Tão bom tão estranho. Et Salmanticae tu. Iterum. Estava lá o Tormes. E a Fonda Lisboa. Lembras-te. Eu não. Porque eu não estava lá contigo. Mas eu sei. O clac clac abafado das cegonhas cortando o calor da tarde. O corpo molhado debaixo do duche tão fresco. E a noite quente quente. Um dia voltarás a contar isto tudo. Eu não me lembro. Mas sei. Tão miúdo. Vinte e um anos curso acabado. Cabelo comprido tantos brincos. Óculos redondos pequeninos. Calças rotas botas militares. Bebendo sangria tanta tanta fumando cigarros. Havia o Edward e o amigo e a holandesa avantajada. Parvo. Dá Deus nozes a quem não tem dentes. Os outros holandeses. Quantos eram. Não te lembras. Eu também não.
E agora. Tantos anos depois. Tão diferente. Tu. Porque o Tormes ainda lá está. Igual. Mas tu. Cabelo curto com cãs. Os brincos sim. Mas menos. E a roupa roupinha tão bonita bonitinha. Não há holandesas avantajadas nem ingleses de olhar penetrante. Há respeitáveis académicos espanhóis e portugueses. E tu académico. Quem te diria. Quem te via. Quem te sente. Tão calmo sempre tão calmo.
Sinto que não me queres ler. Ouvir. Porque tens a tua cabeça noutro lugar. E eu gosto de te ver assim. De te sentir. Porque quando te sentes. Eu também te sinto. Me sinto. Deixo-te mergulhado nos olhos cerúleos que te aprisionaram. Não te afogues.

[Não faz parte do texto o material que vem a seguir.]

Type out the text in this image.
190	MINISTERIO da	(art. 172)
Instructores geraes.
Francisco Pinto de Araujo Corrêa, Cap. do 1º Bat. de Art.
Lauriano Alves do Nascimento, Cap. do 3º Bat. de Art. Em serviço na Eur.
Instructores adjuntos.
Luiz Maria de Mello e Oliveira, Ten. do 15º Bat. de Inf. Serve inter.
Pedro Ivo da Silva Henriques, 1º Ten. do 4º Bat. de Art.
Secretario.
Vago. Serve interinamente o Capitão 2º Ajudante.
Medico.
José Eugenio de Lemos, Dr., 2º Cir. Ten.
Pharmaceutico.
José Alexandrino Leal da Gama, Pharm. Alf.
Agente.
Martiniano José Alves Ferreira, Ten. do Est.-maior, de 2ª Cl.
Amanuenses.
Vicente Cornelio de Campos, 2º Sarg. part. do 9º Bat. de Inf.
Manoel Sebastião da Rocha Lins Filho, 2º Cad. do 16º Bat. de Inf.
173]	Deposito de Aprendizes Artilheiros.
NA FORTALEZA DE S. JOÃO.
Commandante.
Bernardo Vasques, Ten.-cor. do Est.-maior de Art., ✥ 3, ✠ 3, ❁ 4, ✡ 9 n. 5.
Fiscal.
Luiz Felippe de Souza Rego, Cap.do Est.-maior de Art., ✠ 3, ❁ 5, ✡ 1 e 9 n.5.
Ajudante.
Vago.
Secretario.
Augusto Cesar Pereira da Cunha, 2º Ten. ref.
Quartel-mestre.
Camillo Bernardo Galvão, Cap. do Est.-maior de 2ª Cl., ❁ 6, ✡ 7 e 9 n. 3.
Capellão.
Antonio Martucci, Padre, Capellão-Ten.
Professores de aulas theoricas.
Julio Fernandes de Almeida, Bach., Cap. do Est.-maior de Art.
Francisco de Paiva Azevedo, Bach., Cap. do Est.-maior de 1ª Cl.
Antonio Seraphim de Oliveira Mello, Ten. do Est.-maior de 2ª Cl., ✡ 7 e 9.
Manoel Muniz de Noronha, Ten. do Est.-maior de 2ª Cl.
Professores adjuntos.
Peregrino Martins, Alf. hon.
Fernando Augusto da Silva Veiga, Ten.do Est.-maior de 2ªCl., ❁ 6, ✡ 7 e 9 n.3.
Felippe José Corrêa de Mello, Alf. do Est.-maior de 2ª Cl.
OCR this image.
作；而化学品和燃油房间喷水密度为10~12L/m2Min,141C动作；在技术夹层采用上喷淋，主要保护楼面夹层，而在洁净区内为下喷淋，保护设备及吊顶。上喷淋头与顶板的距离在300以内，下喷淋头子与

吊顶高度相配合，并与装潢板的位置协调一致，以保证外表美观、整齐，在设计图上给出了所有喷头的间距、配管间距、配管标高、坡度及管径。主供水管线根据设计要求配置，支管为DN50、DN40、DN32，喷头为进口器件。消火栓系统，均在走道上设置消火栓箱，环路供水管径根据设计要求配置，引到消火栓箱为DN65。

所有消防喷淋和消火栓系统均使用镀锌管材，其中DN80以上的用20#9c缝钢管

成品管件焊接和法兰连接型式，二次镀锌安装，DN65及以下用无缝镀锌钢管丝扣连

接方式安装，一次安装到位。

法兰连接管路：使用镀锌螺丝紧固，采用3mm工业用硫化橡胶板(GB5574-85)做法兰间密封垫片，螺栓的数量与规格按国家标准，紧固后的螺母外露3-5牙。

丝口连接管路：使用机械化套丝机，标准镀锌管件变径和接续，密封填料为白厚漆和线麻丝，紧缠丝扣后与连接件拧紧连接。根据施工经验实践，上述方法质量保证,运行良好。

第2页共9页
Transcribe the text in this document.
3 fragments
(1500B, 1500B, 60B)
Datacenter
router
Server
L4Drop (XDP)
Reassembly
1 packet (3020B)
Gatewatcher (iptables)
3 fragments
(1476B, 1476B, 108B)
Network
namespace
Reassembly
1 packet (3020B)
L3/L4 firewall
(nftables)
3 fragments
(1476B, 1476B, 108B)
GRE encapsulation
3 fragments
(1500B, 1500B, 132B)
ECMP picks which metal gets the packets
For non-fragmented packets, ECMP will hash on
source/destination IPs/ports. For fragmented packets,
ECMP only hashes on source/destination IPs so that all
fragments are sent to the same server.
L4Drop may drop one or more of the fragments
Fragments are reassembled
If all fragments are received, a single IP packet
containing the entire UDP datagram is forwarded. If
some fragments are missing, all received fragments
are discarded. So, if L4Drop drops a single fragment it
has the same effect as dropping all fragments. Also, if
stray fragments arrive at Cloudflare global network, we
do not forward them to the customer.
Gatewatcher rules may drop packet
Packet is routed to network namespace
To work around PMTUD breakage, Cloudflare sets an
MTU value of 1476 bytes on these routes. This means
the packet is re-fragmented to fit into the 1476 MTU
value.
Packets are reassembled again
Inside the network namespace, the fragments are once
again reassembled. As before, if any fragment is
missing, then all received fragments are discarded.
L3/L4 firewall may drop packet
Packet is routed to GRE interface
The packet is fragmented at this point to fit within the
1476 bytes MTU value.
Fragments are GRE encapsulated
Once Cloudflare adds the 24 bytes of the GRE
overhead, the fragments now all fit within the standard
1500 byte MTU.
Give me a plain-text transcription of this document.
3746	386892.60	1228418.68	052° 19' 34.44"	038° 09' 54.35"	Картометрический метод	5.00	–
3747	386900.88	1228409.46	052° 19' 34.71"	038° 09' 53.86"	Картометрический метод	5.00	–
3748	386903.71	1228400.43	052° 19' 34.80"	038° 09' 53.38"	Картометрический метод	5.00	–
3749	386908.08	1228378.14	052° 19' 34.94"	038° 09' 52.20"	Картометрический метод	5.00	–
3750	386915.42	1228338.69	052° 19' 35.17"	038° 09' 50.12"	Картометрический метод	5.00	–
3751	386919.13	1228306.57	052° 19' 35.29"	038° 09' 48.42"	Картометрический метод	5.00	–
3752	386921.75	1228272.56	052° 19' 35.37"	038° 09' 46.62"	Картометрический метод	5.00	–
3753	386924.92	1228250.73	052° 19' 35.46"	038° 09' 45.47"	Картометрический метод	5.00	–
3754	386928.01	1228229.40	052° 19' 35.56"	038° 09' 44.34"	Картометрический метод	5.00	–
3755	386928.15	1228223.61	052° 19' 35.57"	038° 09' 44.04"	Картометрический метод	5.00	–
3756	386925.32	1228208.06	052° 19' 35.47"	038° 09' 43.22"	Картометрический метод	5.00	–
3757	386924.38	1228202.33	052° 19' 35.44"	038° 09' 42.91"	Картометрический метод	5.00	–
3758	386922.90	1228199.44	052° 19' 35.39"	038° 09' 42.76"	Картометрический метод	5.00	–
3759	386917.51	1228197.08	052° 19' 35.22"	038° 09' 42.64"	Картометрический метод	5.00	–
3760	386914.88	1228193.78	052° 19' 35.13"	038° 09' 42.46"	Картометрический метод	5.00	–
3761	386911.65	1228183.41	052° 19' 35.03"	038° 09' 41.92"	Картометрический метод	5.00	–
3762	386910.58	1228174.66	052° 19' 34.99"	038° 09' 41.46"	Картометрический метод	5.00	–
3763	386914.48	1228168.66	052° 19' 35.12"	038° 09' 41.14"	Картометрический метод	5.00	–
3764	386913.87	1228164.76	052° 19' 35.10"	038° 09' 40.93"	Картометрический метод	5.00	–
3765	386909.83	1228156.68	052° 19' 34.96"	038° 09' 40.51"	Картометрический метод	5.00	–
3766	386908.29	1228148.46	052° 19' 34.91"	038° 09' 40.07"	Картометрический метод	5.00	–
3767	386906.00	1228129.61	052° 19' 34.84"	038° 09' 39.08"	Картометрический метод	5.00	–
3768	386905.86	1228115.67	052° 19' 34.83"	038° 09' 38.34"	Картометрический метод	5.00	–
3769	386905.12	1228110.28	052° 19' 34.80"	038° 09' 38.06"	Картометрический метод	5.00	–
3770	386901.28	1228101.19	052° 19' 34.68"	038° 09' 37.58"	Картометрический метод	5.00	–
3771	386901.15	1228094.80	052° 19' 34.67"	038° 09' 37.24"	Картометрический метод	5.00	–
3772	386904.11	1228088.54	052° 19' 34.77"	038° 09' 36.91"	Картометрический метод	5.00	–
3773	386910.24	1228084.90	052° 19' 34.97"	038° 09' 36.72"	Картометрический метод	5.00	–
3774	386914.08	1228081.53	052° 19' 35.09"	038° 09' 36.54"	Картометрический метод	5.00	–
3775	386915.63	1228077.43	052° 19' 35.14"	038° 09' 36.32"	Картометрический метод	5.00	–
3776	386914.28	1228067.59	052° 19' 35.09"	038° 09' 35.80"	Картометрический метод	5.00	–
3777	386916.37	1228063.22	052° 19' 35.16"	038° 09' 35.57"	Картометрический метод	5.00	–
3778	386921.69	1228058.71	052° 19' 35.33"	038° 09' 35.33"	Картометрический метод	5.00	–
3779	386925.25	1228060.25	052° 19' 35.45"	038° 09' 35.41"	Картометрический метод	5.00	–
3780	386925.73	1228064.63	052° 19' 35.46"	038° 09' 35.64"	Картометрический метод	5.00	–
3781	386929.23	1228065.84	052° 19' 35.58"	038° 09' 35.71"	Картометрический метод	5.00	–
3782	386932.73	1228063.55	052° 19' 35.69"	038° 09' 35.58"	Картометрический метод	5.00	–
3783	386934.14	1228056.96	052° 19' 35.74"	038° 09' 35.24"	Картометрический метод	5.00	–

«Según un pasaje de Séneca, Tales de Mileto enseñó que la tierra flota en el agua, como una embarcación, y que el agua, agitada por las tormentas, causa los terremotos. Otro sistema sismológico nos proponen los historiadores, o mitólogos, japoneses del siglo VIII. En una página famosa se lee: "Bajo la Tierra -de llanuras juncosas- yacía un Kami (un ser sobrenatural) que tenía la forma de un barbo y que, al moverse, hacía que temblara la tierra hasta que el Magno Dios de la Isla de Ciervos hundió la hoja de su espada en la tierra y te atravesó la cabeza. Cuando el Kami se agita, el Magno Dios se apoya en la empuñadura y el Kami vuelve a la quietud". (El pomo de la espada, labrado en piedra, sobresale del suelo a unos pocos pasos del templo de Kashima. Seis días y seis noches cavó en el siglo XVIII un señor feudal, sin dar con el fin de la hoja.) Para el vulgo, el Jinshin-Uwo, o Pez de los Terremotos, es una anguila de setecientas millas de largo que lleva el Japón en el lomo. Corre de norte a sur; la cabeza viene a quedar bajo Kyoto, la punta de la cola bajo Awomori. Algún racionalista se ha permitido invertir ese rumbo, porque en el sur abundan los terremotos y resulta más fácil imaginar un movimiento de la cola. De algún modo, este animal es análogo al Bahamut de las tradiciones arábigas y al Midgardsorm de la Edda. En ciertas regiones lo sustituye sin ventaja apreciable el Escarabajo de los Terremotos, el Jinshin-Mushi. Tiene cabeza de dragón, diez patas de araña y está recubierto de escamas. Es bestia subterránea no submarina.»
Jorge Luis Borges, Margarita Guerrero, El Libro de los seres imaginarios.